On Saturday, the line’s new signalling system also experienced five separate system glitches. The MTR Corp said it could switch back to the previous system – and trains – if the network suffered “total failure” in the following two weeks.
The system upgrade, originally slated for September of last year, was suspended at the eleventh hour after the rail giant revealed unresolved route-setting problems that could have caused trains to deviate from their intended course and head to a wrong station.
An investigative panel appointed by the MTR Corp last week attributed the malfunction to a new piece of since-abandoned software for monitoring train movements that had overloaded the system.
The panel also criticised project staff for an error in judgment when they failed to push contractor Siemens to fully investigate the causes of the signalling problems.
The government also threatened the MTR Corp with sanctions over the signalling issues, expressing their “grave disappointment” at potential further delays to the Sha Tin-Central link, the city’s costliest rail project.
An MTR spokeswoman said in the initial stage of the system upgrade, it was inevitable to run into some teething problems, adding the rail staff had made relevant adjustments to reduce the impact on passengers.
She said apart from a signalling system fault in Sheung Shui on Saturday morning and the glitch in Kowloon Tong on Monday, the other disruptions were relatively minor.
“According to our observations, the overall operation of the East Rail line is basically normal while our passengers have started to get used to the mixed operation of nine-carriage and 12-carriage trains,” she said.
“Our project staff is on standby and ready to make adjustments whenever the system is running into problems.”

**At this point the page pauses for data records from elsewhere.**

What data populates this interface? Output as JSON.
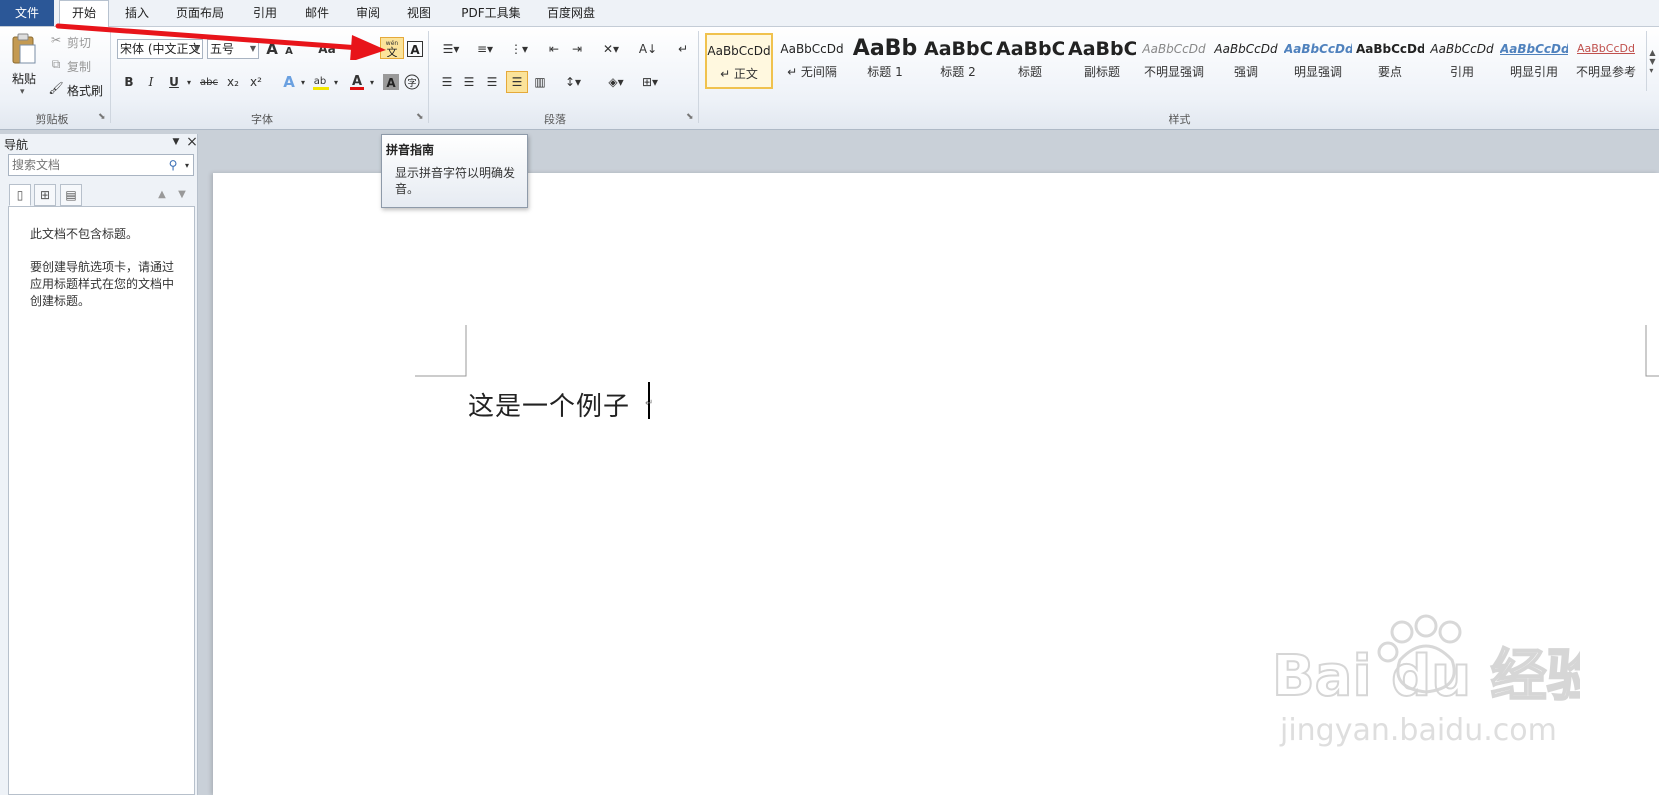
{
  "tabs": [
    "文件",
    "开始",
    "插入",
    "页面布局",
    "引用",
    "邮件",
    "审阅",
    "视图",
    "PDF工具集",
    "百度网盘"
  ],
  "clipboard": {
    "paste": "粘贴",
    "cut": "剪切",
    "copy": "复制",
    "format_painter": "格式刷",
    "group": "剪贴板"
  },
  "font": {
    "name": "宋体 (中文正文",
    "size": "五号",
    "grow": "A",
    "shrink": "A",
    "change_case": "Aa",
    "group": "字体"
  },
  "paragraph": {
    "group": "段落"
  },
  "styles": {
    "group": "样式",
    "items": [
      {
        "sample": "AaBbCcDd",
        "name": "↵ 正文"
      },
      {
        "sample": "AaBbCcDd",
        "name": "↵ 无间隔"
      },
      {
        "sample": "AaBb",
        "name": "标题 1"
      },
      {
        "sample": "AaBbC",
        "name": "标题 2"
      },
      {
        "sample": "AaBbC",
        "name": "标题"
      },
      {
        "sample": "AaBbC",
        "name": "副标题"
      },
      {
        "sample": "AaBbCcDd",
        "name": "不明显强调"
      },
      {
        "sample": "AaBbCcDd",
        "name": "强调"
      },
      {
        "sample": "AaBbCcDd",
        "name": "明显强调"
      },
      {
        "sample": "AaBbCcDd",
        "name": "要点"
      },
      {
        "sample": "AaBbCcDd",
        "name": "引用"
      },
      {
        "sample": "AaBbCcDd",
        "name": "明显引用"
      },
      {
        "sample": "AaBbCcDd",
        "name": "不明显参考"
      }
    ]
  },
  "nav": {
    "title": "导航",
    "search_placeholder": "搜索文档",
    "msg1": "此文档不包含标题。",
    "msg2": "要创建导航选项卡，请通过应用标题样式在您的文档中创建标题。"
  },
  "tooltip": {
    "title": "拼音指南",
    "body": "显示拼音字符以明确发音。"
  },
  "document": {
    "text": "这是一个例子"
  },
  "watermark": {
    "brand": "Bai  du 经验",
    "url": "jingyan.baidu.com"
  },
  "colors": {
    "file_tab": "#2b5797",
    "highlight": "#fbe39a",
    "arrow": "#e8141a"
  },
  "icons": {
    "phonetic": "wén 文"
  }
}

Quentin Cheng Hin-kei, a spokesman for commuter concern group Public Transport Research Team, said it was understandable that a new system would run into hiccups and teething problems.
“Only when you put a new system into operation, you will find out whether it really fits into the actual railway environment. Some problems cannot be identified in a computer-simulated scenario,” he said. “As long as the problems won’t affect rail safety, they are understandable.”
He called on the MTR Corp to communicate with train supplier Hyundai Rotem to identify and resolve the problems.
Cheng also raised concerns about overcrowding from the nine-carriage trains on the East Rail line, saying the government needed to increase other public transport services to solve rail congestion.
“The government shouldn’t just rely on the MTR for the supply of a bulk of the city’s public transport. It also needs to increase other services such as buses and minibuses to alleviate commuting burdens on the MTR,” he said.
Northern district councillor Chan Wai-tat also expressed worries the nine-carriage trains would worsen overcrowding on the line, when schools resumed classes and employees no longer worked from home once the Covid-19 health crisis eased.
“At present it is still OK as many people are working from home while face-to-face classes have been suspended. But when everything is back to normal, the MTR needs to increase service frequencies to cope with passenger demand,” he warned.